PNN点击率预估模型公式推导

1.

$l_{p}^{n}=\boldsymbol{W}_{p}^{n} \odot \boldsymbol{p}=\sum_{i=1}^{N} \sum_{j=1}^{N} \theta_{i}^{n} \theta_{j}^{n}\left\langle\boldsymbol{f}_{i}, \boldsymbol{f}_{j}\right\rangle=\left\langle\sum_{i=1}^{N} \boldsymbol{\delta}_{i}^{n}, \sum_{i=1}^{N} \boldsymbol{\delta}_{i}^{n}\right\rangle$

$\delta_{i}^{n}=\theta_{i}^{n}\boldsymbol{f}_{i}$

所以

$l_{p}^{n}=||\sum_{i=1}^{n}\delta_{i}^{n}||=||\sum_{i=1}^{n}\theta_{i}^{n}\boldsymbol{f}_{i}||$

有两个疑问：

1.WHY？
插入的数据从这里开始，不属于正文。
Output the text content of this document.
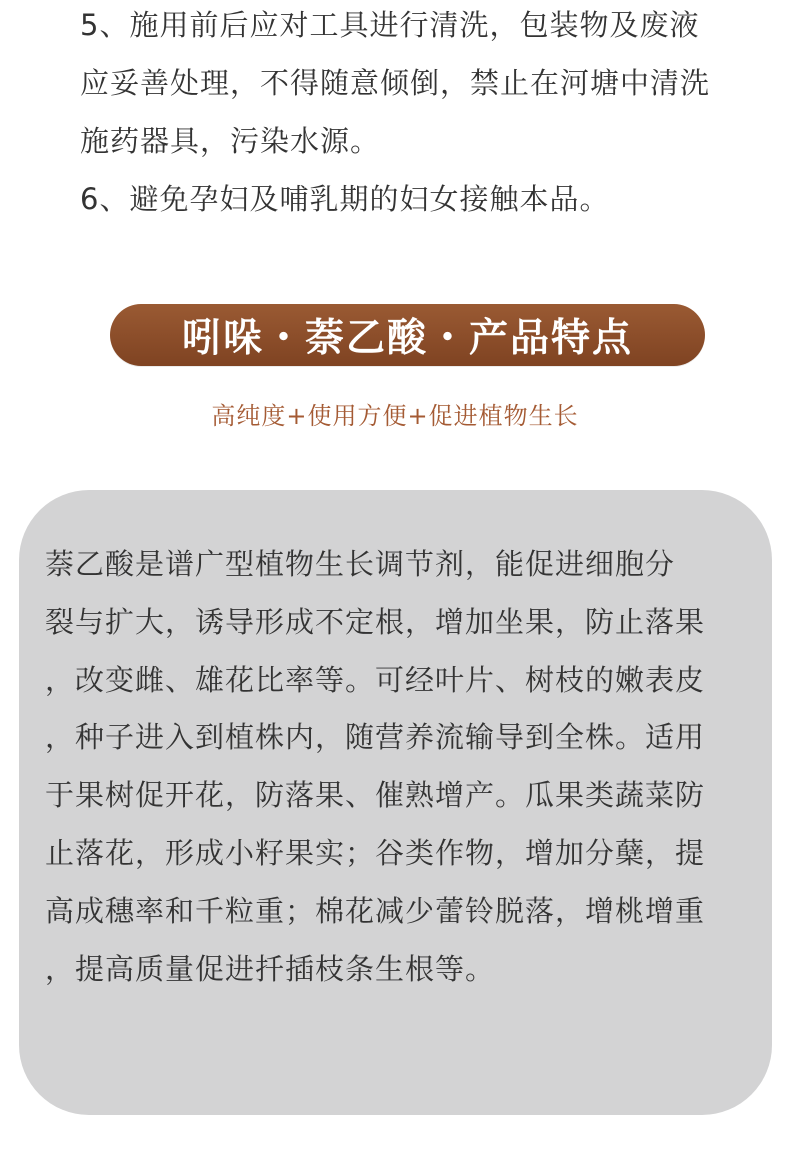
5、施用前后应对工具进行清洗，包装物及废液
应妥善处理，不得随意倾倒，禁止在河塘中清洗
施药器具，污染水源。
6、避免孕妇及哺乳期的妇女接触本品。
吲哚・萘乙酸・产品特点
高纯度+使用方便+促进植物生长
萘乙酸是谱广型植物生长调节剂，能促进细胞分
裂与扩大，诱导形成不定根，增加坐果，防止落果
，改变雌、雄花比率等。可经叶片、树枝的嫩表皮
，种子进入到植株内，随营养流输导到全株。适用
于果树促开花，防落果、催熟增产。瓜果类蔬菜防
止落花，形成小籽果实；谷类作物，增加分蘖，提
高成穗率和千粒重；棉花减少蕾铃脱落，增桃增重
，提高质量促进扦插枝条生根等。
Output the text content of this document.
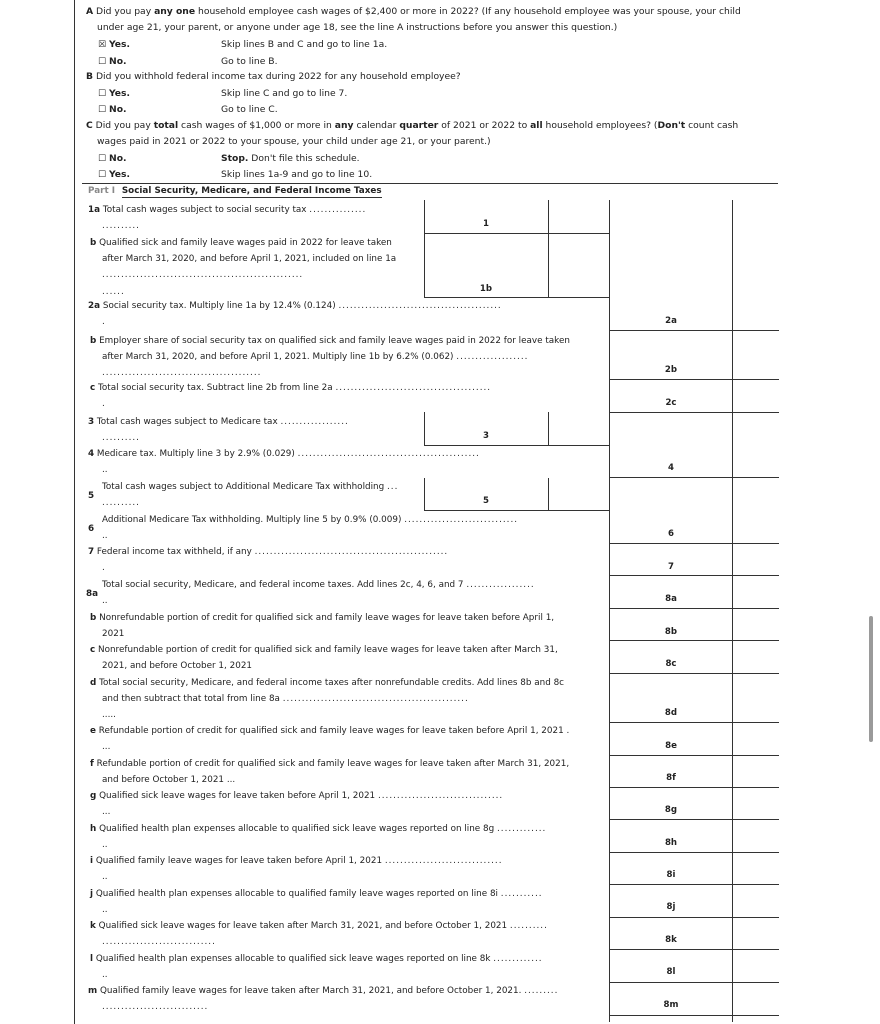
A Did you pay any one household employee cash wages of $2,400 or more in 2022? (If any household employee was your spouse, your child
under age 21, your parent, or anyone under age 18, see the line A instructions before you answer this question.)
☒ Yes.	Skip lines B and C and go to line 1a.
☐ No.	Go to line B.
B Did you withhold federal income tax during 2022 for any household employee?
☐ Yes.	Skip line C and go to line 7.
☐ No.	Go to line C.
C Did you pay total cash wages of $1,000 or more in any calendar quarter of 2021 or 2022 to all household employees? (Don't count cash
wages paid in 2021 or 2022 to your spouse, your child under age 21, or your parent.)
☐ No.	Stop. Don't file this schedule.
☐ Yes.	Skip lines 1a-9 and go to line 10.
Part I Social Security, Medicare, and Federal Income Taxes
1a Total cash wages subject to social security tax ...............
..........	1
b Qualified sick and family leave wages paid in 2022 for leave taken
after March 31, 2020, and before April 1, 2021, included on line 1a
.....................................................
......	1b
2a Social security tax. Multiply line 1a by 12.4% (0.124) ...........................................
.	2a
b Employer share of social security tax on qualified sick and family leave wages paid in 2022 for leave taken
after March 31, 2020, and before April 1, 2021. Multiply line 1b by 6.2% (0.062) ...................
..........................................	2b
c Total social security tax. Subtract line 2b from line 2a .........................................
.	2c
3 Total cash wages subject to Medicare tax ..................
..........	3
4 Medicare tax. Multiply line 3 by 2.9% (0.029) ................................................
..	4
5
Total cash wages subject to Additional Medicare Tax withholding ...
..........	5
6
Additional Medicare Tax withholding. Multiply line 5 by 0.9% (0.009) ..............................
..	6
7 Federal income tax withheld, if any ...................................................
.	7
8a
Total social security, Medicare, and federal income taxes. Add lines 2c, 4, 6, and 7 ..................
..	8a
b Nonrefundable portion of credit for qualified sick and family leave wages for leave taken before April 1,
2021	8b
c Nonrefundable portion of credit for qualified sick and family leave wages for leave taken after March 31,
2021, and before October 1, 2021	8c
d Total social security, Medicare, and federal income taxes after nonrefundable credits. Add lines 8b and 8c
and then subtract that total from line 8a .................................................
.....	8d
e Refundable portion of credit for qualified sick and family leave wages for leave taken before April 1, 2021 .
...	8e
f Refundable portion of credit for qualified sick and family leave wages for leave taken after March 31, 2021,
and before October 1, 2021 ...	8f
g Qualified sick leave wages for leave taken before April 1, 2021 .................................
...	8g
h Qualified health plan expenses allocable to qualified sick leave wages reported on line 8g .............
..	8h
i Qualified family leave wages for leave taken before April 1, 2021 ...............................
..	8i
j Qualified health plan expenses allocable to qualified family leave wages reported on line 8i ...........
..	8j
k Qualified sick leave wages for leave taken after March 31, 2021, and before October 1, 2021 ..........
..............................	8k
l Qualified health plan expenses allocable to qualified sick leave wages reported on line 8k .............
..	8l
m Qualified family leave wages for leave taken after March 31, 2021, and before October 1, 2021. .........
............................	8m
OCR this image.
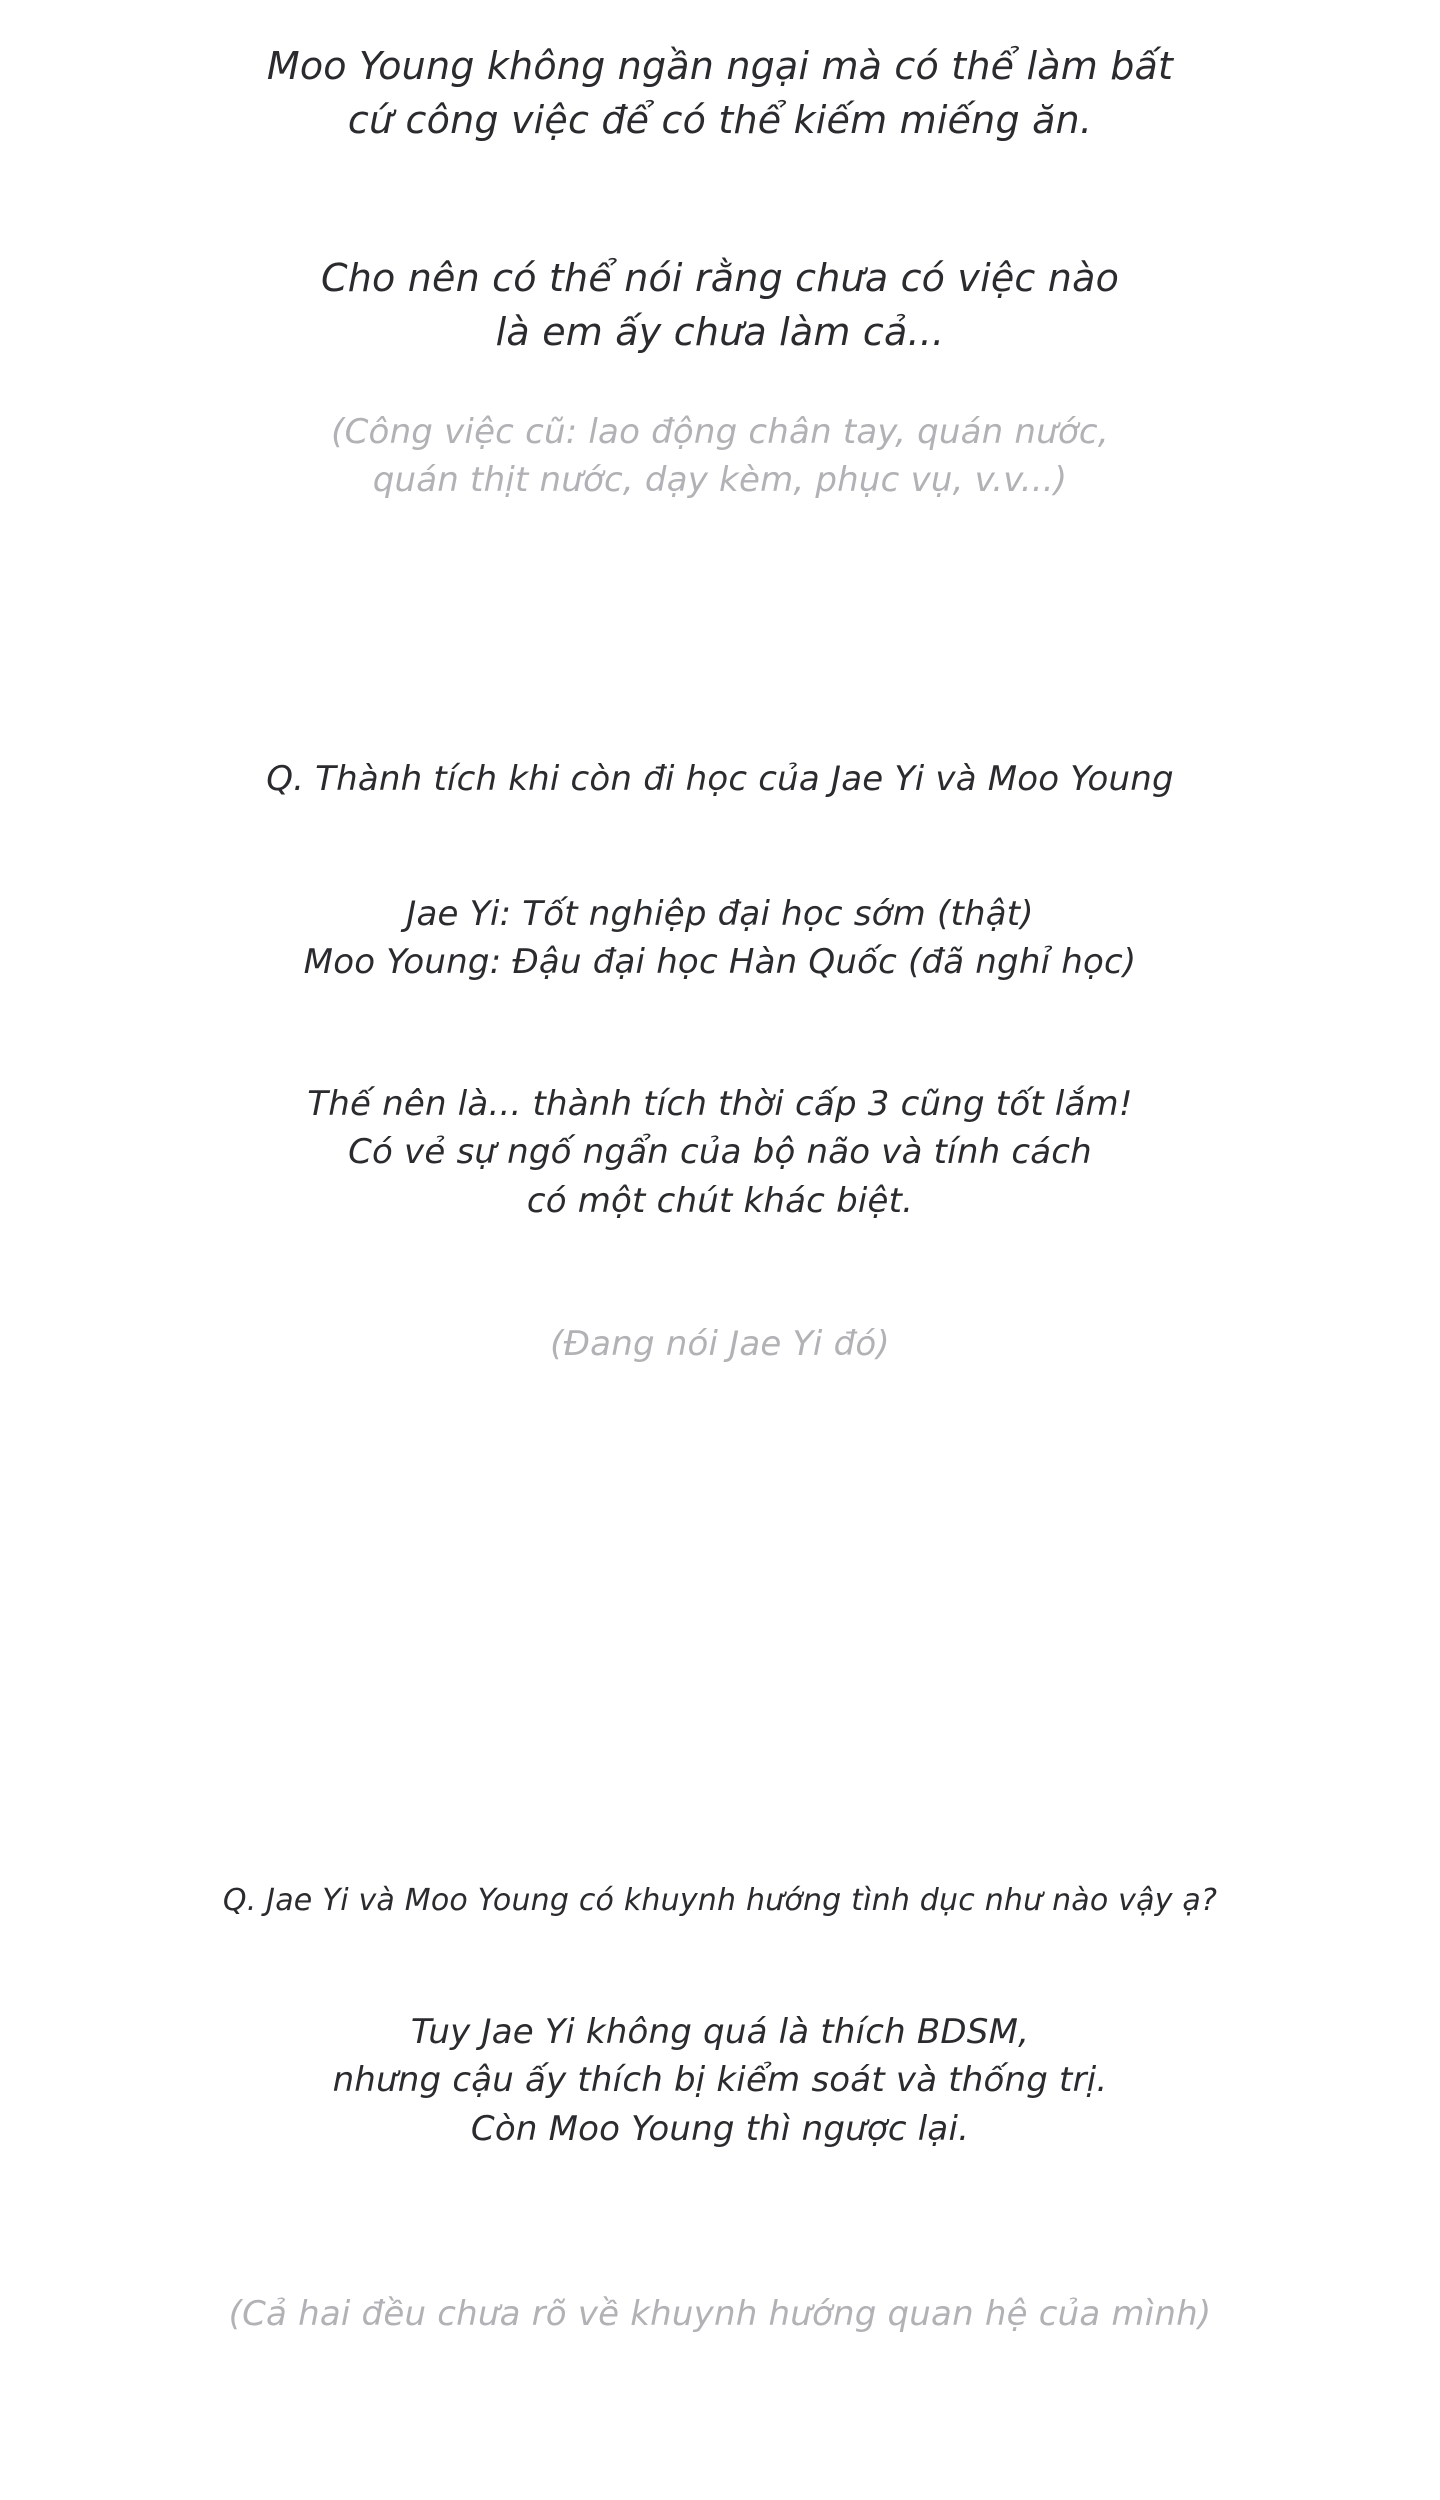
Moo Young không ngần ngại mà có thể làm bất
cứ công việc để có thể kiếm miếng ăn.
Cho nên có thể nói rằng chưa có việc nào
là em ấy chưa làm cả...
(Công việc cũ: lao động chân tay, quán nước,
quán thịt nước, dạy kèm, phục vụ, v.v...)
Q. Thành tích khi còn đi học của Jae Yi và Moo Young
Jae Yi: Tốt nghiệp đại học sớm (thật)
Moo Young: Đậu đại học Hàn Quốc (đã nghỉ học)
Thế nên là... thành tích thời cấp 3 cũng tốt lắm!
Có vẻ sự ngố ngẩn của bộ não và tính cách
có một chút khác biệt.
(Đang nói Jae Yi đó)
Q. Jae Yi và Moo Young có khuynh hướng tình dục như nào vậy ạ?
Tuy Jae Yi không quá là thích BDSM,
nhưng cậu ấy thích bị kiểm soát và thống trị.
Còn Moo Young thì ngược lại.
(Cả hai đều chưa rõ về khuynh hướng quan hệ của mình)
$\sum_{i=1}^{N} \sum_{j=1}^{N} \theta_{i}^{n} \theta_{j}^{n}\left\langle\boldsymbol{f}_{i}, \boldsymbol{f}_{j}\right\rangle=\left\langle\sum_{i=1}^{N} \boldsymbol{\delta}_{i}^{n}, \sum_{i=1}^{N} \boldsymbol{\delta}_{i}^{n}\right\rangle$

2.文中说$\left\langle \sum\limits_{i=1}^{N}{\mathbf{\delta }_{i}^{n}},\sum\limits_{i=1}^{N}{\mathbf{\delta }_{i}^{n}} \right\rangle = \left\| \sum\limits_{i=1}^{N}{\mathbf{\delta }_{i}^{n}} \right\|$

但是计算出来$\left\langle \sum\limits_{i=1}^{N}{\mathbf{\delta }_{i}^{n}},\sum\limits_{i=1}^{N}{\mathbf{\delta }_{i}^{n}} \right\rangle \ne \left\| \sum\limits_{i=1}^{N}{\mathbf{\delta }_{i}^{n}} \right\|$